Plusieurs ouvrages parus récemment nous parlent du Cambodge. Petit tour de table.
Les Bronzes royaux d’Angkor, un art du divin met l’archéologie à l’honneur. La récente restauration du monumental Vishnou couché du Mébon occidental, datant du 11è siècle et surnommé « la Joconde de l’art Khmer » restitue toute la splendeur et le métier des fondeurs royaux de l’époque. Ils s’exposent au musée national des arts asiatiques – Guimet jusqu’au 8 septembre prochain et dans un somptueux catalogue paru aux éditions d’art In Fine (1). 240 œuvres s’y retrouvent dont 126 prêts du musée national du Cambodge de Phnom Penh. La métallurgie était une technique sacrée mêlant l’hindouisme au bouddhisme pour marquer la fidélité du roi à ces 2 religions. Le goût du détail, la méticulosité du Gardien de porte dvarapala par exemple sont proprement fascinants, sans parler de tous les Bouddhas et autres Uma.
Mais si ces vestiges des splendeurs passées de la cité royale d’Angkor nous subjuguent, il en va tout autrement de l’époque moderne. La langue de l’Angkar, d’Anne-Laure Porée aux éditions La Découverte est une approche originale et rigoureuse de l’emprise totalitaire du régime khmer rouge. L’autrice s’attache à décrypter le rôle du langage dans la mécanique d’anéantissement orchestrée par Pol Pot et ses lieutenants. Le livre se présente comme une « grammaire de la violence ». Il s’appuie sur un document exceptionnel : un cahier d’instructions destiné aux interrogateurs du centre de torture S-21, soigneusement conservé dans les archives du musée du génocide de Tuol Sleng. La terreur institutionnalisée. Un ouvrage à la fois fascinant par sa construction qui donne un aperçu rigoureux du processus à l’œuvre et terrifiant par son absurdité qui mène à l’autodestruction.
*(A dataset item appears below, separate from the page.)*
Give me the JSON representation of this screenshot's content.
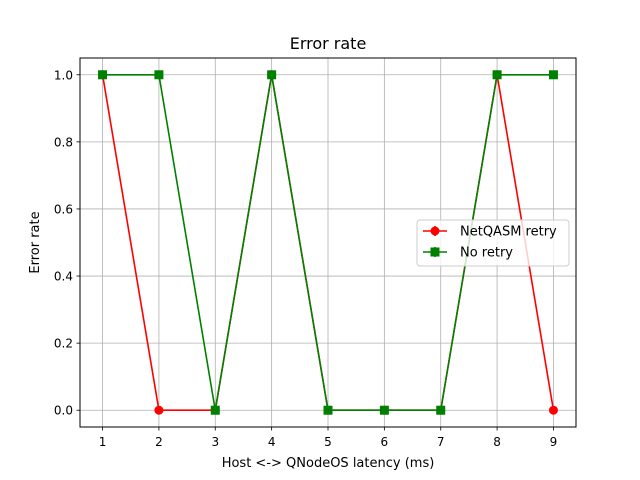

À l’occasion de la commémoration des 50 ans de la prise de Phnom Penh par les Khmers rouges et le début du génocide, la Table ronde réédite le roman en 2 parties de Soth Polin : L’Anarchiste. L’auteur y mêle autobiographie et fiction, histoire nationale et haine de soi, dans un style très noir. Il est illustré par des crayonnés aux couleurs pastel de Séra qui adoucissent quelque peu le propos (2).
Enfin 3 nouvelles de Santel Phin aux éditions Gope : C’est arrivé à Phnom Penh, récemment. Le titre dit tout. L’auteur s’attache à moderniser la littérature khmère en y introduisant des thèmes encore jamais traités. Les relations amoureuses y sont ainsi déclinées de façon contemporaine.
Camille DOUZELET et Pierrick SAUZON
(1) Les éditions In Fine publient aussi le catalogue de l’excellente exposition Paris Bruxelles 1880 – 1914 effervescence des visions artistiques au palais Lumière d’Évian. Elle fait le tour des différentes influences au tournant du siècle et accorde une très bonne place au japonisme.
(2) Lire notre chronique sur son album L’âme au bord des cheveux de 2023 :https://asiexpo.fr/lame-au-bord-des-cheveux-de-sera-parait-aux-editions-delcourt/
Les Bronzes royaux d’Angkor, un art du divin, 304 pages, 39 €, éd. In Fine. En librairie le 23 avril 2025.